MELORA: "You may want to brace yourself until you get used to it." (referring to her low-gravity environment) "Ready?" (She activates the low-gravity and kicks off from the floor, lofting into the air for a very long time and yet somehow controlling her movements rather precisely so that she ends up back in front of Julian) "Come on, try it!"
BASHIR: "What do I do?" - how make body go up? Me not learned how jump!!
MELORA: "Just give a little push, it's easy!" (Bashir kicks off from the wall and floats very slowly upward, yelling rather ridiculously)
BASHIR: "This is astonishing!" - right...because no one in Starfleet has ever experienced light or zero-gravity before...they don't have like...whole courses on it at their academy that people complain about later or anything. "To tell the truth, I've been curious about this!"
MELORA: "Everyone is...makes me feel like a sideshow exhibit...that's probably why I work so hard to keep people out!" - how remarkably on the nose of you! This script writer must have taken Psych 101 in college and now thinks he's an expert...but thanks for that exposition...it was too hard an idea for us to get all on our own.
BASHIR: "Well thank you...for letting me in." - hey guys...I bet the author isn't talking about the room anymore! I think it's a METAPHOR!!!
MELORA: "He's my brother." (Julian apparently has no memory of previous conversations since all the blood is located in his other brain now, so he stares blankly at her) "In the picture."
BASHIR: "Oh..." (oh boy...he's gonna GET SOME!!! YEP! They kiss!! It's so hawt!!)
There is more to love about this episode...but I just can't keep going...it's too painful.
1) OK, scientifically, a planet with gravity low enough to cause people to have more hang time than they did on the freakin' moon (did you ever see a video from the lunar landings, guys?) would never EVER support an atmosphere. Let alone sentient beings. Giving them the benefit of the doubt, let's assume that Elaysians originally evolved on a normal planet, colonized some tiny moon, and their homeland was destroyed. Now, I ask you, how the heck do they continue to survive long enough to evolve compeltely different physiology that cannot handle normal gravity without radical neuro-stimulation therapy? Or even if they did...how can it be a home worth coming back to? Didn't Melora talk about it as her home PLANET anyway? No planet would have gravity that light. The mind just boggles at the ignorance.
2) After taking a phaser blast, Melora survives, evidently because the neurological stimulation treatments increased her nervous system's resistance to the energy of the blast? That doesn't make any sense. On any level. Phasers don't kill you by electrocution...they're very powerful energy weapons that blow holes in you just like a bullet would. If the shot was enough to kill her, there should have been a large phaser wound and a lot of bleeding.

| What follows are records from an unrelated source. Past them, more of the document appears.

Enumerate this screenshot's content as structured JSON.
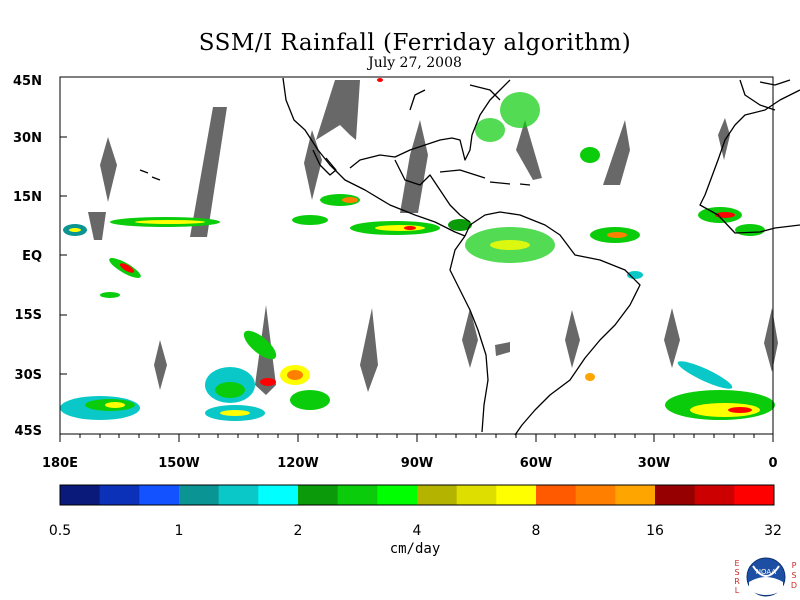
{
  "title": "SSM/I Rainfall (Ferriday algorithm)",
  "date": "July 27, 2008",
  "latitude_labels": [
    "45N",
    "30N",
    "15N",
    "EQ",
    "15S",
    "30S",
    "45S"
  ],
  "longitude_labels": [
    "180E",
    "150W",
    "120W",
    "90W",
    "60W",
    "30W",
    "0"
  ],
  "colorbar": {
    "units": "cm/day",
    "tick_labels": [
      "0.5",
      "1",
      "2",
      "4",
      "8",
      "16",
      "32"
    ],
    "colors": [
      "#0a1a7a",
      "#0a31b8",
      "#1253ff",
      "#0a9494",
      "#0ac8c8",
      "#00ffff",
      "#0a9a0a",
      "#0acc0a",
      "#00ff00",
      "#b4b400",
      "#dede00",
      "#ffff00",
      "#ff5a00",
      "#ff7f00",
      "#ffa500",
      "#960000",
      "#cc0000",
      "#ff0000"
    ]
  },
  "logo": {
    "left_letters": [
      "E",
      "S",
      "R",
      "L"
    ],
    "right_letters": [
      "P",
      "S",
      "D"
    ],
    "center_text": "NOAA"
  },
  "map_colors": {
    "ocean": "#ffffff",
    "coastline": "#000000",
    "no_data_swath": "#686868"
  }
}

If it was set to stun, then we didn't need the extra-special techno-whiz explanation from the planet illogico.
3) Evidently, getting shot didn't slow Melora down at all. In her light-gravity environment, she's SUPER-WOMAN!! Able to take out Fallit in slow motion...no way Quark or Dax could've done that...only Melora...wouldn't be much of a PC head-bashing if we didn't have the handicap turn out to be the key to our salvation.
4) After Bashir has started up a relationship with Melora, he then becomes her doctor again. We don't bat an eye at the potentially serious breech of ethics though.
OK...I'll stop now...I'm getting too annoyed.